Analytical Sciences, Talk
AS-027
Capillary zone electrophoresis as a capable tool in endotoxin and carbohydrate analysis
Blanka Bucsella1, Antoine Forange1, Mònica Bassas1, Franka Kálmán1
1University of Applied Sciences and Arts Northwestern Switzerland, FHNW
Biotechnological products manufactured by Gram-negative bacteria and consumed by humans or animals must be proven to be endotoxin free in order to prevent endotoxic shock, inflammation and / or sepsis. During the development of the production process, determining the endotoxin levels is important to assess the efficiency of endotoxin removal methods. The widely used, FDA approved LAL (Limulus Amebocyte Lysate) assay is both time consuming and expensive, especially during the development of endotoxin removal methods due to its high error and small dynamic range, therefore a low cost method would be beneficial. From the chemical structure point of view endotoxins are complex lipopolysaccharides that show high biodiversity, and they are lacking the UV active moieties. Considering these facts two methods are adapted and optimized for their quantitative and qualitative analysis.
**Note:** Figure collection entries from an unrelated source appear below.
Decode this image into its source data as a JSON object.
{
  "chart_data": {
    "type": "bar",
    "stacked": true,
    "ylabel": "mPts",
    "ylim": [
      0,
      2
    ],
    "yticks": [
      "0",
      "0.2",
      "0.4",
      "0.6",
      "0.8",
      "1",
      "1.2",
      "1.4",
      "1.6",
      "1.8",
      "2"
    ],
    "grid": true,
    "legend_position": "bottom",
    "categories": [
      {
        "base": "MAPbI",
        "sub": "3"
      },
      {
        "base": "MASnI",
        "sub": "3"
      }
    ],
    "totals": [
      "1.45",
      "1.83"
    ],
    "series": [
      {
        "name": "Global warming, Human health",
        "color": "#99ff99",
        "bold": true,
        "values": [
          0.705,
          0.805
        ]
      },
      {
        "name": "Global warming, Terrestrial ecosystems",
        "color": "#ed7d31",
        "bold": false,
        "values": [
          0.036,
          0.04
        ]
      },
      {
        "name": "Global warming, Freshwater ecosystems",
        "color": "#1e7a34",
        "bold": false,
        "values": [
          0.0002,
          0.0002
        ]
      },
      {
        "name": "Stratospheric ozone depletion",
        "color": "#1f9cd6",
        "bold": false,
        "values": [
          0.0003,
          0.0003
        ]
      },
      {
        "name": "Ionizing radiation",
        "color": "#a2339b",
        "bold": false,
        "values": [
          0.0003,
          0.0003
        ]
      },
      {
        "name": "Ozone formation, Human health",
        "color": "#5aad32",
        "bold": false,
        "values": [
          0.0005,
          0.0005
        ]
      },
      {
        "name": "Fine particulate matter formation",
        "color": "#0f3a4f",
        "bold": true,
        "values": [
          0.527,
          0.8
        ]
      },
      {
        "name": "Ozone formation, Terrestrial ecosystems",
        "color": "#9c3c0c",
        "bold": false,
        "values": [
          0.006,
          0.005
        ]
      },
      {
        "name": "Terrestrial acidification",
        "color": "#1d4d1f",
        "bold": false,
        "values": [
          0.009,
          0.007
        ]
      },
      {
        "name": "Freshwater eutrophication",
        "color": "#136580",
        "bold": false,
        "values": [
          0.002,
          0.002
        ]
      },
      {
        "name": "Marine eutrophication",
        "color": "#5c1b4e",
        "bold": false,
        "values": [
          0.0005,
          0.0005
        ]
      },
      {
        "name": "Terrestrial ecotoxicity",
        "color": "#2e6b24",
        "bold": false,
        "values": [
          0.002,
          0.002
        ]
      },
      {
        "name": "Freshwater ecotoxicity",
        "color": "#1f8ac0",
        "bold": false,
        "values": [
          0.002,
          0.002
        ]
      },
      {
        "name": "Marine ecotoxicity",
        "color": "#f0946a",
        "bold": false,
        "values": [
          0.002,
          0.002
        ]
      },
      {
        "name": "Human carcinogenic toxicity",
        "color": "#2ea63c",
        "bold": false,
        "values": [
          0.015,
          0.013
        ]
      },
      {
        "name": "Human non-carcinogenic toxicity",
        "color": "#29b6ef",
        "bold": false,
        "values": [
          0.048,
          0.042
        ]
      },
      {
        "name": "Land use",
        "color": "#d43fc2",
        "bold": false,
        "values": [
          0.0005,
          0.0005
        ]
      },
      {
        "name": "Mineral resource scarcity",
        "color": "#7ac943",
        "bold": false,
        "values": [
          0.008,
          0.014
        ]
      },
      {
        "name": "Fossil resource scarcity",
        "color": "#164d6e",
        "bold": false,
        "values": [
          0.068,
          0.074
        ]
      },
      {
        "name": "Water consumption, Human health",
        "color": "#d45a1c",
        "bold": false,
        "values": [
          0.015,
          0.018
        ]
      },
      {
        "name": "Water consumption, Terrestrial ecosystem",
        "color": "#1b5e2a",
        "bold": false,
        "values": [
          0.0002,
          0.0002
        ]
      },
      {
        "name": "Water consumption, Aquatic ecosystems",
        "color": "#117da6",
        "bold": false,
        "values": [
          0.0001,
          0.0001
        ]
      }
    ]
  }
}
In order to determine the total endotoxin content in biopolymers produced by Gram-negative bacteria, based on [1], we have installed and optimized an indirect-UV detection method utilizing CZE-DAD. In the high UV absorbing background electrolyte (BGE), proteins and nucleotides of the crude samples are not detected meanwhile non-UV absorbing native endotoxins provide negative peaks. Due to their specific electrophoretic mobilities endotoxins are sufficiently separated from other non-UV absorbing species like carbohydrates or small ions. Endotoxin standards from different biological sources and of different purity are analyzed; results are compared to each other and to the LAL assay.
For the characterization of the diversity of the polysaccharide (O-antigen) part of the different endotoxins, an on-column reaction based CZE-DAD method was installed and optimized [2]. Liposaccharides or after quantitative hydrolysis the respective monosaccharaides are separated at high pH (12.6). Employing a DAD in the capillary detection window, the carbohydrates undergo an on-column reaction resulting in UV active species which are detectable. They are detected by direct UV-detection at 270 nm with a LOQ of about 10 µg / ml. Detection sensitivity is improved with the application of cationic surface modifiers in the background electrolyte.
[1] Freitag R., Fix M, Brüggemann O., Electrophoresis, 1997, 10, 1899-905.
[2] Rovio S., Yli-Kauhaluoma J., Siren H., Electrophoresis, 2007, 28, 3129.